Other charismatic presidents, such as Ronald Reagan and Obama, probably established parasocial bonds with their supporters, too. The relationship between Trump fans and Trump may be more resilient, however, because of the peculiar nature of the president’s narcissism.
Generally speaking, politicians work hard to present themselves to the American people as regular human beings whose emotional lives and personal stories may resonate with their fellow citizens. Trump is strangely different, and he revels in that. He is a stable genius who admits to no faults. He has no inner doubts. He has never made a mistake. He has never failed. As one of the countless examples of Trump setting himself apart from every other human being on the planet, consider this statement he made on The Tonight Show in 2015: “I think apologizing’s a great thing, but you have to be wrong. I will absolutely apologize, sometime in the hopefully distant future, if I’m ever wrong.”

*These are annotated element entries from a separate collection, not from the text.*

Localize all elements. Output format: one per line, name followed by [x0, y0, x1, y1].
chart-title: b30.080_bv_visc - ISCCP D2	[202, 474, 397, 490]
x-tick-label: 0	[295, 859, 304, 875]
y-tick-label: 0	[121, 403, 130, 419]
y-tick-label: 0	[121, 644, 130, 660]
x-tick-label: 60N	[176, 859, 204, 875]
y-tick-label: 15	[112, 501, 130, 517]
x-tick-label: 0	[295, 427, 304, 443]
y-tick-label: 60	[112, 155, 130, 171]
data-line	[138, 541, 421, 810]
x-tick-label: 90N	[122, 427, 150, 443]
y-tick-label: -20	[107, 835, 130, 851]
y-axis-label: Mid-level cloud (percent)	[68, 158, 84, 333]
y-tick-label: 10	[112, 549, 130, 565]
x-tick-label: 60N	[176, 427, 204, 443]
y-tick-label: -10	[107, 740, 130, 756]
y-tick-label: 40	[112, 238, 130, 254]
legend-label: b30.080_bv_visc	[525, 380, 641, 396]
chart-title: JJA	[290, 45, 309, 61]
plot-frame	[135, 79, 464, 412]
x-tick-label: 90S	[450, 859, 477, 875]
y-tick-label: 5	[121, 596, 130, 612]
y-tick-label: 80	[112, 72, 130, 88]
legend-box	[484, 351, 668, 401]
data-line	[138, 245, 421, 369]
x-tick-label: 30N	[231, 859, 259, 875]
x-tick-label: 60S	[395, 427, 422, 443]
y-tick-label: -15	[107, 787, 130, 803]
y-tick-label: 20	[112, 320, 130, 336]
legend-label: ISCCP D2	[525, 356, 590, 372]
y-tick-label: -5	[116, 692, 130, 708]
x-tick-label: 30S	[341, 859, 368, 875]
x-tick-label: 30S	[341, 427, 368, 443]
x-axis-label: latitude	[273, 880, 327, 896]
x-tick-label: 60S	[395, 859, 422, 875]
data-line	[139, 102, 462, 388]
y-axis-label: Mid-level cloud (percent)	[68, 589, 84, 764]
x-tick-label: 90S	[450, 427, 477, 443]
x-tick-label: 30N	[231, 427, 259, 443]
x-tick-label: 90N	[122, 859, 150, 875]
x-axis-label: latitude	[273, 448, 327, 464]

The fact that Trump will not admit to error sets him apart from most narcissists. Research shows that highly narcissistic people often create heroic stories of their own lives wherein they have triumphed over their limitations and failures, against all odds, to become the awesome people that they believe they are. Trump has never talked about himself in that way, even when urged to do so. Instead, he suggests that he has always been perfect, like the flawless image of Narcissus in the pool.
“I am the chosen one,” Trump told reporters in August, in response to questions about obtaining a trade deal with China. In claiming this almost superhuman status, Trump may somewhat inoculate himself against critical press. His supporters adore him as something like a larger-than-life force, a beautiful persona reflected in the pool. Should they encounter new negative information about the president, they may judge it against the “evidence” of their acquaintance with the president’s persona—and discount it. The contrast is simply too great between what the “fake news” claims, and the infallible presence onscreen.
The president’s raging narcissism has created chaos in the White House, and it has driven away scores of advisers, staff members, and others who had hoped to serve productively in his administration. As is usually the case with narcissists, Trump has worn out his welcome. He has disappointed and alienated many of the people with whom he has worked closely, as narcissists eventually do.
But Trump’s unusual brand of narcissism has simultaneously worked to solidify his loyal base of support in the American public at large. Those who admire him from afar may enjoy an extraordinarily durable parasocial relationship with a reflected persona that is deeply familiar to them. They know in their heart who Donald Trump is. They continue to admire his wonderful and unchanging essence, beautiful like the boy in the pool, even if they know very little about what it is like to encounter Donald Trump as a real human being.
* This article originally suggested that the U.S. economy was still in recession in 1992.